Wichita’s multi-family construction industry is rebounding following slow years during the pandemic, a new report by NAI Martens finds.
About 800 new apartment units came online in Wichita in 2023, and the same number is likely to be completed by the end of 2024, according to the report. From 2020 to 2022, an average of 325 units were added per year.
NAI Martens, a local commercial real estate firm, tracks the rents and occupancy levels of existing multi-family properties in Wichita, as well as new developments in town.
NAI Martens Senior Vice President Jeff Englert said the flush of construction is because the industry is getting back to normal and catching up on projects that were stalled during COVID. Most of the new units are in northeast and northwest Wichita, but the downtown central business district is expected to see more growth in coming years.
Englert said the new units are meeting a demand for higher-quality apartment options because the majority of Wichita’s multi-family complexes were built before 1990.
“Do we have an overall shortage of the number of units in the market? My opinion is probably not,” Englert said. “Do we have a lack of quality in the market? Some people would say, ‘Yes, we do,’ and that's what this new construction is making up.”

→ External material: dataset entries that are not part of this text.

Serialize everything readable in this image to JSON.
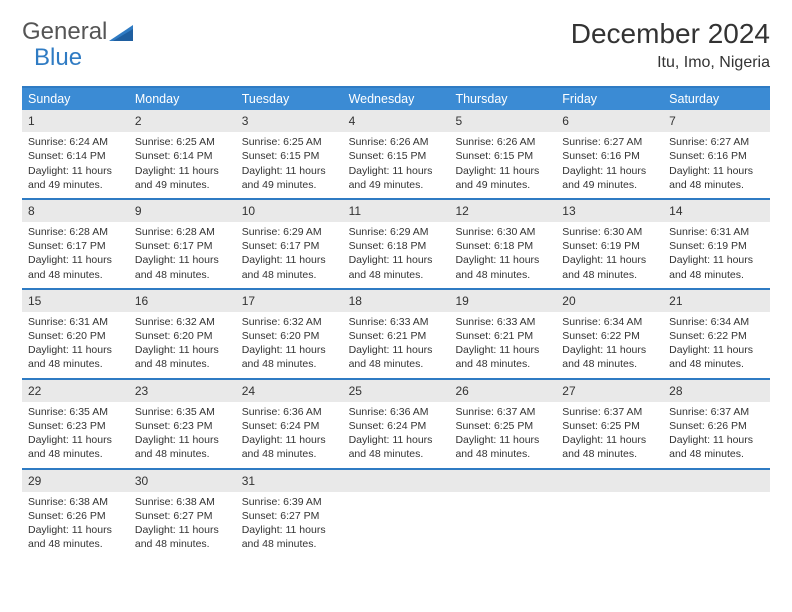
{
  "brand": {
    "text1": "General",
    "text2": "Blue"
  },
  "title": "December 2024",
  "location": "Itu, Imo, Nigeria",
  "colors": {
    "header_bar": "#3b8bd4",
    "rule": "#2f7bc3",
    "daynum_bg": "#e9e9e9",
    "text": "#333333",
    "white": "#ffffff"
  },
  "weekdays": [
    "Sunday",
    "Monday",
    "Tuesday",
    "Wednesday",
    "Thursday",
    "Friday",
    "Saturday"
  ],
  "weeks": [
    [
      {
        "n": "1",
        "sr": "6:24 AM",
        "ss": "6:14 PM",
        "dl": "11 hours and 49 minutes."
      },
      {
        "n": "2",
        "sr": "6:25 AM",
        "ss": "6:14 PM",
        "dl": "11 hours and 49 minutes."
      },
      {
        "n": "3",
        "sr": "6:25 AM",
        "ss": "6:15 PM",
        "dl": "11 hours and 49 minutes."
      },
      {
        "n": "4",
        "sr": "6:26 AM",
        "ss": "6:15 PM",
        "dl": "11 hours and 49 minutes."
      },
      {
        "n": "5",
        "sr": "6:26 AM",
        "ss": "6:15 PM",
        "dl": "11 hours and 49 minutes."
      },
      {
        "n": "6",
        "sr": "6:27 AM",
        "ss": "6:16 PM",
        "dl": "11 hours and 49 minutes."
      },
      {
        "n": "7",
        "sr": "6:27 AM",
        "ss": "6:16 PM",
        "dl": "11 hours and 48 minutes."
      }
    ],
    [
      {
        "n": "8",
        "sr": "6:28 AM",
        "ss": "6:17 PM",
        "dl": "11 hours and 48 minutes."
      },
      {
        "n": "9",
        "sr": "6:28 AM",
        "ss": "6:17 PM",
        "dl": "11 hours and 48 minutes."
      },
      {
        "n": "10",
        "sr": "6:29 AM",
        "ss": "6:17 PM",
        "dl": "11 hours and 48 minutes."
      },
      {
        "n": "11",
        "sr": "6:29 AM",
        "ss": "6:18 PM",
        "dl": "11 hours and 48 minutes."
      },
      {
        "n": "12",
        "sr": "6:30 AM",
        "ss": "6:18 PM",
        "dl": "11 hours and 48 minutes."
      },
      {
        "n": "13",
        "sr": "6:30 AM",
        "ss": "6:19 PM",
        "dl": "11 hours and 48 minutes."
      },
      {
        "n": "14",
        "sr": "6:31 AM",
        "ss": "6:19 PM",
        "dl": "11 hours and 48 minutes."
      }
    ],
    [
      {
        "n": "15",
        "sr": "6:31 AM",
        "ss": "6:20 PM",
        "dl": "11 hours and 48 minutes."
      },
      {
        "n": "16",
        "sr": "6:32 AM",
        "ss": "6:20 PM",
        "dl": "11 hours and 48 minutes."
      },
      {
        "n": "17",
        "sr": "6:32 AM",
        "ss": "6:20 PM",
        "dl": "11 hours and 48 minutes."
      },
      {
        "n": "18",
        "sr": "6:33 AM",
        "ss": "6:21 PM",
        "dl": "11 hours and 48 minutes."
      },
      {
        "n": "19",
        "sr": "6:33 AM",
        "ss": "6:21 PM",
        "dl": "11 hours and 48 minutes."
      },
      {
        "n": "20",
        "sr": "6:34 AM",
        "ss": "6:22 PM",
        "dl": "11 hours and 48 minutes."
      },
      {
        "n": "21",
        "sr": "6:34 AM",
        "ss": "6:22 PM",
        "dl": "11 hours and 48 minutes."
      }
    ],
    [
      {
        "n": "22",
        "sr": "6:35 AM",
        "ss": "6:23 PM",
        "dl": "11 hours and 48 minutes."
      },
      {
        "n": "23",
        "sr": "6:35 AM",
        "ss": "6:23 PM",
        "dl": "11 hours and 48 minutes."
      },
      {
        "n": "24",
        "sr": "6:36 AM",
        "ss": "6:24 PM",
        "dl": "11 hours and 48 minutes."
      },
      {
        "n": "25",
        "sr": "6:36 AM",
        "ss": "6:24 PM",
        "dl": "11 hours and 48 minutes."
      },
      {
        "n": "26",
        "sr": "6:37 AM",
        "ss": "6:25 PM",
        "dl": "11 hours and 48 minutes."
      },
      {
        "n": "27",
        "sr": "6:37 AM",
        "ss": "6:25 PM",
        "dl": "11 hours and 48 minutes."
      },
      {
        "n": "28",
        "sr": "6:37 AM",
        "ss": "6:26 PM",
        "dl": "11 hours and 48 minutes."
      }
    ],
    [
      {
        "n": "29",
        "sr": "6:38 AM",
        "ss": "6:26 PM",
        "dl": "11 hours and 48 minutes."
      },
      {
        "n": "30",
        "sr": "6:38 AM",
        "ss": "6:27 PM",
        "dl": "11 hours and 48 minutes."
      },
      {
        "n": "31",
        "sr": "6:39 AM",
        "ss": "6:27 PM",
        "dl": "11 hours and 48 minutes."
      },
      null,
      null,
      null,
      null
    ]
  ],
  "labels": {
    "sunrise": "Sunrise:",
    "sunset": "Sunset:",
    "daylight": "Daylight:"
  }
}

But it's unlikely rents will sink despite the new apartment units coming online. Though the report predicts apartment occupancy rates will dip a little bit in 2025, they'll still be strong – around 94%. Occupancy rates indicate the share of an apartment complex that's actively rented out to tenants.
High occupancy rates mixed with lots of new builds – which typically cost more than existing apartment complexes – can drive rents up, Englert said.
“If properties are staying full, and they're able to push the rents up between 5, 10%, I mean, most ownerships are going to do that,” Englert said.
The report does not include a prediction of how rents will change in 2025, but Englert said he would not be surprised to see an increase of more than 5% next year.
From 2023 to 2024, multi-family rents in Wichita increased by 3.5%. The year before, they increased by about 10%.
In part, that’s due to inflation causing the price of new apartments to increase, Englert said. But he said there’s another reason: the influx of national and regional investors into the multi-family market. Englert said these companies operate more aggressively when it comes to year-to-year rent increases.
“Before, your local operators, they just kind of had theirs set where they would increase about 3% a year,” Englert said. “Well, a national/regional may not operate the same like that. If they see more of the opportunity to increase them, they're going to do it.”
The report divides apartments into three types: Class A, the newest and highest-quality apartments; and Class B and Class C, the oldest and least-attractive apartments.
The Class C apartments, typically the least expensive, saw the largest rent increases in 2023 of 6%, according to the report.
This “is believed to be the result of Class C properties playing catching up (sic), after the strong increases in Class A and B properties during the previous year,” the report said.